Queda el último paso. El más difícil. El más hermoso. La última función. La que puede convertir un sueño inmenso en una eternidad. Opina Diego Mussetta
Por Diego Mussetta – CLG
Hay momentos que el tiempo termina acomodando en el lugar que realmente merecen. Y cuando pasen los años, recién ahí tomaremos dimensión de lo que estamos viviendo. Argentina volverá a jugar una final del Mundial. No es un dato más. No es una costumbre. No es una obligación. Es un privilegio enorme.
Hace apenas unos días recordábamos aquella tarde eterna de México 86 frente a Inglaterra. Una historia atravesada por el fútbol, por el talento irrepetible de Diego Maradona y por una herida nacional que todavía duele como Malvinas. Cuarenta años después, otra vez Inglaterra apareció en el camino y otra vez Argentina escribió una página que quedará guardada para siempre.
Pero el fútbol no se detiene. Las semifinales ya son historia. Ahora el destino pone enfrente a España, quizás el mejor seleccionado europeo de los últimos años, un equipo joven, dinámico y de enorme jerarquía.
Y Argentina vuelve a estar ahí. Por segundo Mundial consecutivo.
Solo decir esa frase alcanza para entender la magnitud del presente. No es casualidad. No es suerte. No es una racha. Es el resultado de un proceso que comenzó hace años, que sobrevivió a las críticas, que se reinventó una y otra vez y que convirtió a la Selección en una referencia mundial.
Scaloni construyó mucho más que un equipo. Construyó una identidad. Una Selección que sabe jugar bien cuando puede, que sabe sufrir cuando le toca y que jamás deja de competir. Porque este grupo entendió que los Mundiales no se ganan únicamente con talento. También se conquistan con sacrificio, solidaridad, corazón y una convicción inquebrantable.
El recorrido hasta esta final volvió a demostrarlo. Hubo partidos brillantes y otros donde el fútbol no apareció tanto. Pero siempre apareció el carácter. Ese combustible invisible que hace que once jugadores corran una pelota como si fuera la última de sus vidas.
Y en el medio sigue estando Lionel Messi. El mejor futbolista de todos los tiempos continúa escribiendo capítulos que nadie imaginó posibles. Disfrutarlo defendiendo la camiseta argentina en otra final del mundo es un regalo para todos los que amamos este deporte.

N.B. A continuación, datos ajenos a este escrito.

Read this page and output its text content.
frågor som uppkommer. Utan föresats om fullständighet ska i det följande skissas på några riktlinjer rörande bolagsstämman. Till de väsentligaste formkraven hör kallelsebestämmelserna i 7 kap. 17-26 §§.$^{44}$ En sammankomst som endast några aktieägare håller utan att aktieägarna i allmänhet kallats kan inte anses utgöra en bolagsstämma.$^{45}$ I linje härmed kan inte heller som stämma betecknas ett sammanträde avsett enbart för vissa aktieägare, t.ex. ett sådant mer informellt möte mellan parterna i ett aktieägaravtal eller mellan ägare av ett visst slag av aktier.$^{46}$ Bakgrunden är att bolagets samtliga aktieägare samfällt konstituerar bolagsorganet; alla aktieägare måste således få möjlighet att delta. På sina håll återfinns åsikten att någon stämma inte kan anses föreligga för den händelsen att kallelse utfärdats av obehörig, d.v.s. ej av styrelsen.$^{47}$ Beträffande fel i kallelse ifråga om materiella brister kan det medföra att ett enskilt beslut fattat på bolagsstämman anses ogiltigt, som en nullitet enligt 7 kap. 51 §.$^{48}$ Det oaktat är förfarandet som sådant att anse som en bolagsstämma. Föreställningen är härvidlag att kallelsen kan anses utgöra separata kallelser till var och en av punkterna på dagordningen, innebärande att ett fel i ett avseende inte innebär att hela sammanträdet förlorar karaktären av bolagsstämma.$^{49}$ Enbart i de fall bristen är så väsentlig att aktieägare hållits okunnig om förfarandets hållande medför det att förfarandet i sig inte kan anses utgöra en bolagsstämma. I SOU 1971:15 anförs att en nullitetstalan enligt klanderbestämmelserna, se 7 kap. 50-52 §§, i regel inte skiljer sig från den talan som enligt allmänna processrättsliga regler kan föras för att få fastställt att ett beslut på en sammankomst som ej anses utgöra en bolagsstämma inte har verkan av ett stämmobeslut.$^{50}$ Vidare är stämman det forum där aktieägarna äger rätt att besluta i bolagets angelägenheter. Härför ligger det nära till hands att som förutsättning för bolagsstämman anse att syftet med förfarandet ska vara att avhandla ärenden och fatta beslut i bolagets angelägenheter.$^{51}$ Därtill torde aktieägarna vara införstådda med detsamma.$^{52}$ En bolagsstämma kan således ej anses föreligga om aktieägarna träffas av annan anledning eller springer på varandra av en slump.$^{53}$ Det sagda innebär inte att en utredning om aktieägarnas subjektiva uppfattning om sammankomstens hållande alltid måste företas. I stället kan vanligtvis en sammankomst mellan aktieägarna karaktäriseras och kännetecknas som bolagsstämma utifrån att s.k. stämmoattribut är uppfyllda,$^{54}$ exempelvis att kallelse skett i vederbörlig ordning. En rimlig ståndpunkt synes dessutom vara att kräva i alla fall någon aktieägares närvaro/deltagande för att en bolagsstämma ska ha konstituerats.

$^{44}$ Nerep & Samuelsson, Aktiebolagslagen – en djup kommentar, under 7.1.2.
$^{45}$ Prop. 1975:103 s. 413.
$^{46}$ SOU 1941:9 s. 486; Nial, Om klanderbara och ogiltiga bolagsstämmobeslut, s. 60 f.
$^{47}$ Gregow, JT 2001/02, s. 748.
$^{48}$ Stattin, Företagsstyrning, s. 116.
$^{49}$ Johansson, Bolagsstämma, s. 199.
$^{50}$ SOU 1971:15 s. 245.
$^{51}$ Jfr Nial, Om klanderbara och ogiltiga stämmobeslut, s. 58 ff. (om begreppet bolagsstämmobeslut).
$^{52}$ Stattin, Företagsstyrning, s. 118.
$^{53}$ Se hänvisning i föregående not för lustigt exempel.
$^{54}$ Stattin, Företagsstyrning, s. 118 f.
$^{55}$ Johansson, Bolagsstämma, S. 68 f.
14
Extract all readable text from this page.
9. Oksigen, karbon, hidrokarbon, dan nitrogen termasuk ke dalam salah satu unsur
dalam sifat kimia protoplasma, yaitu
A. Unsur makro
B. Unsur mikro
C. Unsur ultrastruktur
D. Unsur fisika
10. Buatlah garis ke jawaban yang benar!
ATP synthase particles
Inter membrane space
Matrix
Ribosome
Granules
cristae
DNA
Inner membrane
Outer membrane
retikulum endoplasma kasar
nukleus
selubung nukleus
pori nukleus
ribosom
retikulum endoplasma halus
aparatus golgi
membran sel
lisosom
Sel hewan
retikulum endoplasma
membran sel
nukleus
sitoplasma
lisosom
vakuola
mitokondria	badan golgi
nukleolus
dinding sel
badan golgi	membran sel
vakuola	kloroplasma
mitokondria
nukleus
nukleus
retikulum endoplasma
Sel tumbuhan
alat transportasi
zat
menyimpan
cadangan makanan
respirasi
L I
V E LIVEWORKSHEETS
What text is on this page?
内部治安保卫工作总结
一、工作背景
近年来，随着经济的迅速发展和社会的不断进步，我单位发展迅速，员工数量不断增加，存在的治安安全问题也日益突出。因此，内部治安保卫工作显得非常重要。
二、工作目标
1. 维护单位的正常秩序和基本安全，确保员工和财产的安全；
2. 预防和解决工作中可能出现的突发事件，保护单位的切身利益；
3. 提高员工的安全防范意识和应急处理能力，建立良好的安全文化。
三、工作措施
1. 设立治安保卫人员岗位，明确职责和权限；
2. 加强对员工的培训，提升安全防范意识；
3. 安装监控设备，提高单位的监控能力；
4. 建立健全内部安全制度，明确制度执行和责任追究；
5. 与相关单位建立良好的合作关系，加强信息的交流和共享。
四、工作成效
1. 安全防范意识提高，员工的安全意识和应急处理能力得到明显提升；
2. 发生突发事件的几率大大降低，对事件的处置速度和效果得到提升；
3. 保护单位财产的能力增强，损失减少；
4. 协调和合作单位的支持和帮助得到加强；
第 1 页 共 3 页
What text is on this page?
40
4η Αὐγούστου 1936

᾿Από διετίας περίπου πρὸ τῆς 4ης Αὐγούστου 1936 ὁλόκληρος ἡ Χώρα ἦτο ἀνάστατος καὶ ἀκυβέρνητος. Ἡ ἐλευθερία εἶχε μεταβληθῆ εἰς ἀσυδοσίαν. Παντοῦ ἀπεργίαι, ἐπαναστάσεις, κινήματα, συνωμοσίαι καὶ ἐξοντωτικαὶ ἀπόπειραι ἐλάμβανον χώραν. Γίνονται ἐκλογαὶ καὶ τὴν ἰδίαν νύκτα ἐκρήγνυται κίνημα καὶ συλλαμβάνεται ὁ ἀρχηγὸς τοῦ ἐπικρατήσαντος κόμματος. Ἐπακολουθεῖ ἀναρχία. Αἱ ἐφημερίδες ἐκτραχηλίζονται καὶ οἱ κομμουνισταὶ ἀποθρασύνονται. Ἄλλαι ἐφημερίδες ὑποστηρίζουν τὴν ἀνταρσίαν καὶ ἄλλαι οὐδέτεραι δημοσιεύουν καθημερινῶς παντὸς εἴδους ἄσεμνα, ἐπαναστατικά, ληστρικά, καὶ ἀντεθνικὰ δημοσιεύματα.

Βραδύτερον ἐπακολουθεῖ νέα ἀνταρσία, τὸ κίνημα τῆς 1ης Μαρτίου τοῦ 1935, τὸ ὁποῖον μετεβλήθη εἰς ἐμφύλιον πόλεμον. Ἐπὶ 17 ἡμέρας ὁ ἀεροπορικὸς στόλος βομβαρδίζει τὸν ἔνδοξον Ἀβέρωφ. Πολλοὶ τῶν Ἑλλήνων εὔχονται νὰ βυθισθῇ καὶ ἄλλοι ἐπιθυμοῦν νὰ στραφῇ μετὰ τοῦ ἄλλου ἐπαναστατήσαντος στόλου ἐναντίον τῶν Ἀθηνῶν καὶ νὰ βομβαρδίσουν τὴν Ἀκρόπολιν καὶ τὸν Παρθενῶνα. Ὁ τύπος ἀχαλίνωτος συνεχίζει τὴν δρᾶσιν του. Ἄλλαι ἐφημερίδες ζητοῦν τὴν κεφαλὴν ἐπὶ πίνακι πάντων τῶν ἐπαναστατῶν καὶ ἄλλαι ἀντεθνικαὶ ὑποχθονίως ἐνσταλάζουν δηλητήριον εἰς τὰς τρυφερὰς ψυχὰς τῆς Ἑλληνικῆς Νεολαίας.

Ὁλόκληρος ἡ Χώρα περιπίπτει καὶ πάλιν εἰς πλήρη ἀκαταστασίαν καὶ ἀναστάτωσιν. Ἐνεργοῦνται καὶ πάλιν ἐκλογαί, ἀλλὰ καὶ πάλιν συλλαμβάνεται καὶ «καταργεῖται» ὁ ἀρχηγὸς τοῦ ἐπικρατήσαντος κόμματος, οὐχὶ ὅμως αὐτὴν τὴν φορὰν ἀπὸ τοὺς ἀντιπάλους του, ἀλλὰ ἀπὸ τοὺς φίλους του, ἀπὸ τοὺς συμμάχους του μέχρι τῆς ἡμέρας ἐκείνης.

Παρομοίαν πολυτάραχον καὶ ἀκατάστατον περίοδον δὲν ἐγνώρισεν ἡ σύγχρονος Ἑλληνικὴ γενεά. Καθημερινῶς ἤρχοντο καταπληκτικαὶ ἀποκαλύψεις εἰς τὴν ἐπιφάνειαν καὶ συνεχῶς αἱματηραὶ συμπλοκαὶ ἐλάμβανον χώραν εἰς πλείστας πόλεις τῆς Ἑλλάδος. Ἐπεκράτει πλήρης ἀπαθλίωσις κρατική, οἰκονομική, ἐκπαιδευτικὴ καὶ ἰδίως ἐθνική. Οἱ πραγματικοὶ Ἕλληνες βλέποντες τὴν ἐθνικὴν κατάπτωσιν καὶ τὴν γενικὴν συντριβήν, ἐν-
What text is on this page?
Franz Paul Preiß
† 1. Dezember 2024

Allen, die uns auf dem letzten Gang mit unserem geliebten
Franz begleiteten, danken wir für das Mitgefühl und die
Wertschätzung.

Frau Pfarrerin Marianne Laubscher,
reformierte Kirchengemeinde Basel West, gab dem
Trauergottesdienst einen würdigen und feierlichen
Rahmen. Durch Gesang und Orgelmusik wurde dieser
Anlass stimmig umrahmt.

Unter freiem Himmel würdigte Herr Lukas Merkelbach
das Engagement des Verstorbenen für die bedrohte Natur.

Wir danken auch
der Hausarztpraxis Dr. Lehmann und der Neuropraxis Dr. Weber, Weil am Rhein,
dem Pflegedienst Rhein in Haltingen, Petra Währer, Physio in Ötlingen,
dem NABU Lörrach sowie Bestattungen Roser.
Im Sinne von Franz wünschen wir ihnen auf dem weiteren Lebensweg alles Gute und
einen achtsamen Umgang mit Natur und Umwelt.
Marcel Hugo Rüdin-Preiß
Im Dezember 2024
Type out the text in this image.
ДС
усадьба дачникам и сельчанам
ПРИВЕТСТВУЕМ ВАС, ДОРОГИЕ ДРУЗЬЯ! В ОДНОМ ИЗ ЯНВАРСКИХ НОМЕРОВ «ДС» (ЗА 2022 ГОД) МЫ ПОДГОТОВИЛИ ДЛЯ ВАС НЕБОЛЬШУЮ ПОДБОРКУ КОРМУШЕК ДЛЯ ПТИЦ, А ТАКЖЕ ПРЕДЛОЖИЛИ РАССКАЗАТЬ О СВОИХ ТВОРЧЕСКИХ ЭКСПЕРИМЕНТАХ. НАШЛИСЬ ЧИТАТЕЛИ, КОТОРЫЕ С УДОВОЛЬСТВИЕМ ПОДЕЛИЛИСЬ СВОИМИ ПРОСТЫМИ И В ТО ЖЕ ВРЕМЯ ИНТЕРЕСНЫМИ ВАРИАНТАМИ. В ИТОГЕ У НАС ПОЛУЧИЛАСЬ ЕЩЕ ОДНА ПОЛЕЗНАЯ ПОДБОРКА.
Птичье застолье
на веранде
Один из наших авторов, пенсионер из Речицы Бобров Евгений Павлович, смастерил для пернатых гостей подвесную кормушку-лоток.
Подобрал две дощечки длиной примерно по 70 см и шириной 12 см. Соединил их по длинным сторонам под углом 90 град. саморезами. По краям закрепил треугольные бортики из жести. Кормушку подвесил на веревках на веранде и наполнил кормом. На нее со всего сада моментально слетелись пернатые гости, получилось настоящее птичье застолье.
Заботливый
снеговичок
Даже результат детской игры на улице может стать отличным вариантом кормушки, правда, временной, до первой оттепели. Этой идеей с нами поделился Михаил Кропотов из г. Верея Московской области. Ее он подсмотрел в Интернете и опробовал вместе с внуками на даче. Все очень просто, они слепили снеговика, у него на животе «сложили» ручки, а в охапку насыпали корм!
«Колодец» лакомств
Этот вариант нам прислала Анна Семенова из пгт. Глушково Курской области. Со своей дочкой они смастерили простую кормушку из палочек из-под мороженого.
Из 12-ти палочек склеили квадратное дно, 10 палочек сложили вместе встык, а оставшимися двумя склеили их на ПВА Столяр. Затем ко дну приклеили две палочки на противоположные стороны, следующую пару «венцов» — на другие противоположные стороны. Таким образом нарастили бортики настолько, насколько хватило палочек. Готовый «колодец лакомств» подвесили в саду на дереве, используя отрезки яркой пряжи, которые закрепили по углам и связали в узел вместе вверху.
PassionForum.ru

No sabemos cuántas oportunidades más habrá para verlo en un escenario así. Por eso vale la pena detenerse un instante y disfrutarlo.
Del otro lado estará España. Una potencia. Un rival que exigirá la mejor versión argentina. No habrá margen para errores. Será una batalla futbolística de altísimo nivel.
Pero si algo enseñó esta Selección es que nunca conviene darla por vencida. Dentro de unos días habrá noventa minutos —o quizá algunos más— para definir un nuevo campeón del mundo. Mientras tanto, disfrutemos. Porque no todos los días un país tiene la posibilidad de decir, con orgullo, que vuelve a jugar una final del Mundial. Y porque, pase lo que pase, esta generación ya ocupa un lugar de privilegio en la historia grande del fútbol argentino.
Ahora queda el último paso. El más difícil. El más hermoso. La última función. La que puede convertir un sueño inmenso en una eternidad.